Would you rather have grass for hair or flowers for ears? Stephanie White’s first graders at South Bay Elementary confirm their morning attendance by answering the daily question. She’s teaching from her classroom on-site while her students are in their remote locations.
The proverbial school bell goes off at 8:25 a.m. for the first graders, but Stephanie has been up hours before, usually clicking into her computer at home at 6:00 a.m. She’s checking for updates, messages and making sure the day is set to run smoothly. Then she takes her short commute to South Bay Elementary, where many of the teachers have migrated from being at home. The playground is sadly devoid of kids. Teachers enter their rooms from outside doors, limiting physical distances.
“The structure of each day is the same so students know what is coming next,” explains Stephanie. This constancy is helpful at all times and especially when other life factors are uncertain. The morning begins with social and emotional learning. A recent topic was listening. That might seem easy enough, but many of us have had little learning about what it really means to listen, what it looks like and why it makes a difference. Children have time to explore self-management about emotions and behaviors. Social and self-awareness allow students to gain empathy and understand strengths and weaknesses. Social and emotional learning gives practice to working in teams and dealing effectively with conflict while making responsible decisions along the way. First graders are developing their sense of self and place, all critical to being successful throughout life.
After an hour, the students take a short break. Then it is time for phonemic awareness, which is the ability to identify and manipulate individual sounds in spoken words. This improves reading skills. What are your memories of learning to read? Stephanie has 21 students and they are all learning at individual rates.
Don’t worry that your child is stuck in his or her seat all day. Aside from breaks, there are many “noodling” moments. “We’ve been reading a lot of rhyming books,” says Stephanie, which promotes wiggling, jumping, dancing and various arm movements. Moving is usually fun and easy for kids. First graders also do their share of math. For all subjects, students are supplied with books, papers, math tools and a Chromebook, all for home use.
What can the guardians, who are in the daily background of these young people, do to be most helpful to foster a positive learning environment? Stephanie had a few suggestions. “Establishing a routine is important,” she says. This means setting a regular time to get up, get dressed, eat breakfast, and brush teeth before school starts. There is no longer the bus schedule, but the clock is still ticking. It might be helpful to have the kids outside a few minutes before they sit down at their workspace that has already been prepared with the day’s supplies. That means having available books, paper, pencils and computer. Stephanie says that headphones are quite helpful to reduce distractions, which can be exacerbated when there are siblings or others nearby who are wanting to work or study.

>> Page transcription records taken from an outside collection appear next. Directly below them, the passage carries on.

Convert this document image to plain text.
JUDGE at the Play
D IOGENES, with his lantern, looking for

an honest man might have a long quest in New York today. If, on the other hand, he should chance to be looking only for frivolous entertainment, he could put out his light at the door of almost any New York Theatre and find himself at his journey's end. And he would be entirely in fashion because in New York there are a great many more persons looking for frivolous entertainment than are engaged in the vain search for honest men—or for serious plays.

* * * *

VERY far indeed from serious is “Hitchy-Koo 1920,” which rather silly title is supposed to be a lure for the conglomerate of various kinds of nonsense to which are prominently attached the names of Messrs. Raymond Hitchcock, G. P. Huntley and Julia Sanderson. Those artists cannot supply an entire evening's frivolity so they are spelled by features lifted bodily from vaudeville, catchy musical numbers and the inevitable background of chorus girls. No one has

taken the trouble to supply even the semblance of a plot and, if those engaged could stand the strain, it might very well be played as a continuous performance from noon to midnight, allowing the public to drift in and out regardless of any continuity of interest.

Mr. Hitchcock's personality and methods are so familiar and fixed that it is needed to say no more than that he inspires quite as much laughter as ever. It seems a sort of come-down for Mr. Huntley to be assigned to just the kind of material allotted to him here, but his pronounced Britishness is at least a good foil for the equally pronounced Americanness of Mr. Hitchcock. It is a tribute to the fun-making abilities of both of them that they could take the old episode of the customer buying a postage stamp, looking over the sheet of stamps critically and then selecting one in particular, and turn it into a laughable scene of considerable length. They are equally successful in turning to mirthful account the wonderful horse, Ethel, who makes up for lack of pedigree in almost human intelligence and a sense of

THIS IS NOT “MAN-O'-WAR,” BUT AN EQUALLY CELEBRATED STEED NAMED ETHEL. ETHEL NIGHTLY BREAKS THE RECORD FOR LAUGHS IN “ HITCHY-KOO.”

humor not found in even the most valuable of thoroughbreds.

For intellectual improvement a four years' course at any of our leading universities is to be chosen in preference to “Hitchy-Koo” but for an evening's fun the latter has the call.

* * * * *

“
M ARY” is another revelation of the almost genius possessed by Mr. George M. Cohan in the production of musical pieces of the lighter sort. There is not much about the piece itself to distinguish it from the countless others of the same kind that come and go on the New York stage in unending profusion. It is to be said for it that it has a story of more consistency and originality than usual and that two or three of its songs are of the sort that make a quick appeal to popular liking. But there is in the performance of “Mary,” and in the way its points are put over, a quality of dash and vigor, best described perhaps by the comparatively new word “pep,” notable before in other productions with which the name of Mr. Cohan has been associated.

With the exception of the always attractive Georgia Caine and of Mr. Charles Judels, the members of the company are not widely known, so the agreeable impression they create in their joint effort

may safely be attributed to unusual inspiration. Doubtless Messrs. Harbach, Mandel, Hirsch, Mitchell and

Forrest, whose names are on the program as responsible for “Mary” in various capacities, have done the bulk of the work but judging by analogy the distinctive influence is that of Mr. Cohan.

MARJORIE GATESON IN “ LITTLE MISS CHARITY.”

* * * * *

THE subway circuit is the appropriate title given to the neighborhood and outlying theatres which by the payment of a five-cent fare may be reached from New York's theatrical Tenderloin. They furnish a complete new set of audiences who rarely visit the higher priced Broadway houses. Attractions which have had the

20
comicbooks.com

Stephanie said that she and her team of teachers are working diligently to minimize the number of emails to parents, meaning each is packed with information. Therefore, please read each note through to the end. Perhaps even read it twice. If you don’t get your questions answered, you are encouraged to contact your teacher. “It’s great to build a positive relationship with your teacher and school,” says Stephanie. If you do have issues, please address them directly with the teacher and not in front of the children. Communications can happen by email, phone or Zoom. When things are going well, teachers love to hear that, too!
School days are full. First graders’ schedules include visits from specialists in music, art, PE and the library. Remember that it is important to give kids down time. Let them have time to play and sometimes do physical activities with them, such as crafting or gardening. Encourage them to share about their day. Make time to read to each other.
Finally, Stephanie adds, “Let your kids work out their challenges. That’s how they learn.” Families are spending more time together and it is important to figure out ways to give everyone enough space to breathe and stretch. She looks forward to everyone being back together in the classroom. In the meantime, she is learning to create “more and more fun every day.”